Elton & Betty White
I love music. I miss the South. And the Oxford American is the only magazine I know where I can discover or re-discover any number of obscure and popular southern musicians from Swamp Dogg (the first D-O-double-G) to The Feminine Complex (a teenage girl-group from Nashville) to my Mississippi highschool history teacher, Caroline Herring (who apparently went on to sing her own leftist folk tunes).
My momma first turned me on to this magazine around 1998. Thanks momma. It was first founded and published by popularly acclaimed author John Grisham. Begun in Oxford, Mississippi, it has since shifted hands and now operates under its own non-profit status out of the University of Central Arkansas. A quarterly magazine of top-rate southern literature, the OA also delivers their annual Southern Music issue, which includes a cd, typically of 20+ tracks. They are currently on their 11th music issue, which boasts 2 cds, one being the first in a series that focuses on the music of a particular southern state. This issue‘s state is the magazine‘s home base, Arkansas.
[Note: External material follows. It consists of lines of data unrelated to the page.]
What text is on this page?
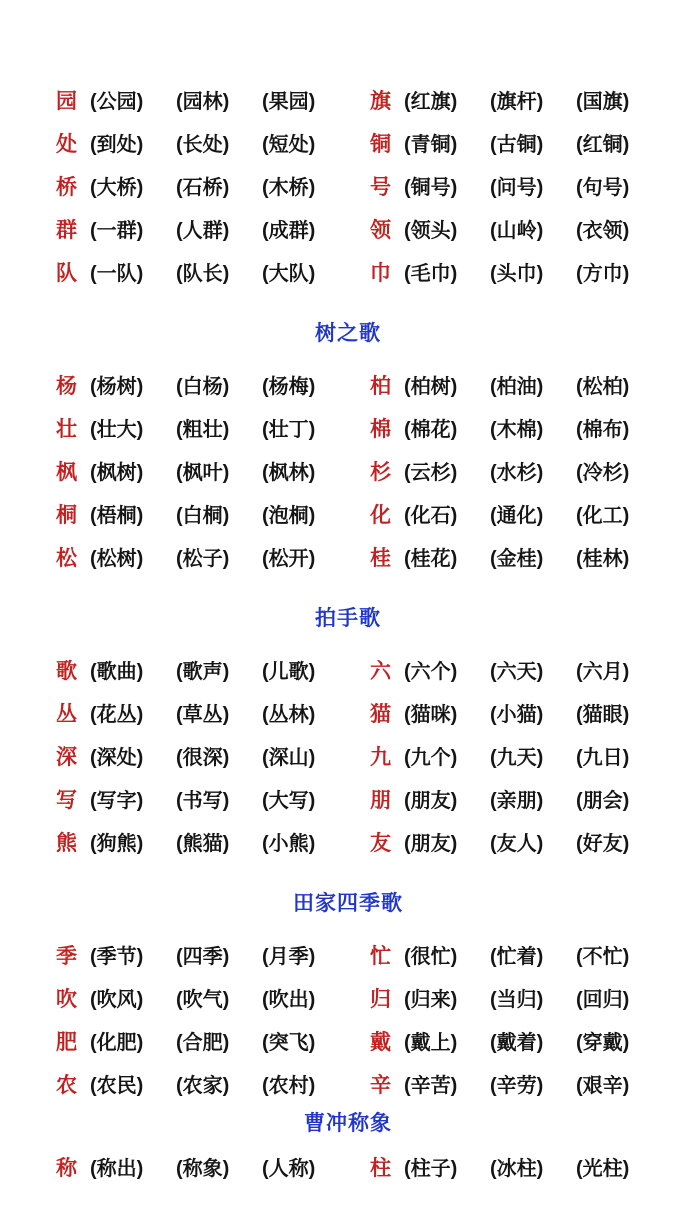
园 (公园)	(园林)	(果园)	旗 (红旗)	(旗杆)	(国旗)
处 (到处)	(长处)	(短处)	铜 (青铜)	(古铜)	(红铜)
桥 (大桥)	(石桥)	(木桥)	号 (铜号)	(问号)	(句号)
群 (一群)	(人群)	(成群)	领 (领头)	(山岭)	(衣领)
队 (一队)	(队长)	(大队)	巾 (毛巾)	(头巾)	(方巾)
树之歌
杨 (杨树)	(白杨)	(杨梅)	柏 (柏树)	(柏油)	(松柏)
壮 (壮大)	(粗壮)	(壮丁)	棉 (棉花)	(木棉)	(棉布)
枫 (枫树)	(枫叶)	(枫林)	杉 (云杉)	(水杉)	(冷杉)
桐 (梧桐)	(白桐)	(泡桐)	化 (化石)	(通化)	(化工)
松 (松树)	(松子)	(松开)	桂 (桂花)	(金桂)	(桂林)
拍手歌
歌 (歌曲)	(歌声)	(儿歌)	六 (六个)	(六天)	(六月)
丛 (花丛)	(草丛)	(丛林)	猫 (猫咪)	(小猫)	(猫眼)
深 (深处)	(很深)	(深山)	九 (九个)	(九天)	(九日)
写 (写字)	(书写)	(大写)	朋 (朋友)	(亲朋)	(朋会)
熊 (狗熊)	(熊猫)	(小熊)	友 (朋友)	(友人)	(好友)
田家四季歌
季 (季节)	(四季)	(月季)	忙 (很忙)	(忙着)	(不忙)
吹 (吹风)	(吹气)	(吹出)	归 (归来)	(当归)	(回归)
肥 (化肥)	(合肥)	(突飞)	戴 (戴上)	(戴着)	(穿戴)
农 (农民)	(农家)	(农村)	辛 (辛苦)	(辛劳)	(艰辛)
曹冲称象
称 (称出)	(称象)	(人称)	柱 (柱子)	(冰柱)	(光柱)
Imagine several generations of southerners coming together to make you a mix tape of favorites and obscurities, past and present, and you start to get the idea. In past issues I‘ve had the pleasure of (re)discovering... Jerry Lee Lewis, Bukka White, Esther Phillips, Bongo Joe, Willie Nelson, R.E.M., Ann Peebles, Henry Flynt, the Yo Yo‘s, Robert Mitchum, William Grant Still, Dolly Parton, The Flying Burrito Brothers, Wilco, and Sister Ernestine Williams, among so many others. Nevermind “Southern“, the OA Southern Music compilations are some of the most diverse collections of American music you can find anywhere, and without a doubt they are some of the very best.
It is one thing to have a collection of new and inspiring music; but it is icing on the cake, after getting lost in the music, to remember that there are entire articles on each of the often obscure musicians. The writing itself is typically stellar. To read the background on soul master Esther Phillips or the cosmically elated interracial music duo Elton and Betty White, well it‘s just special. I can‘t recommend these magazines and these cds highly enough. Go find them and share them.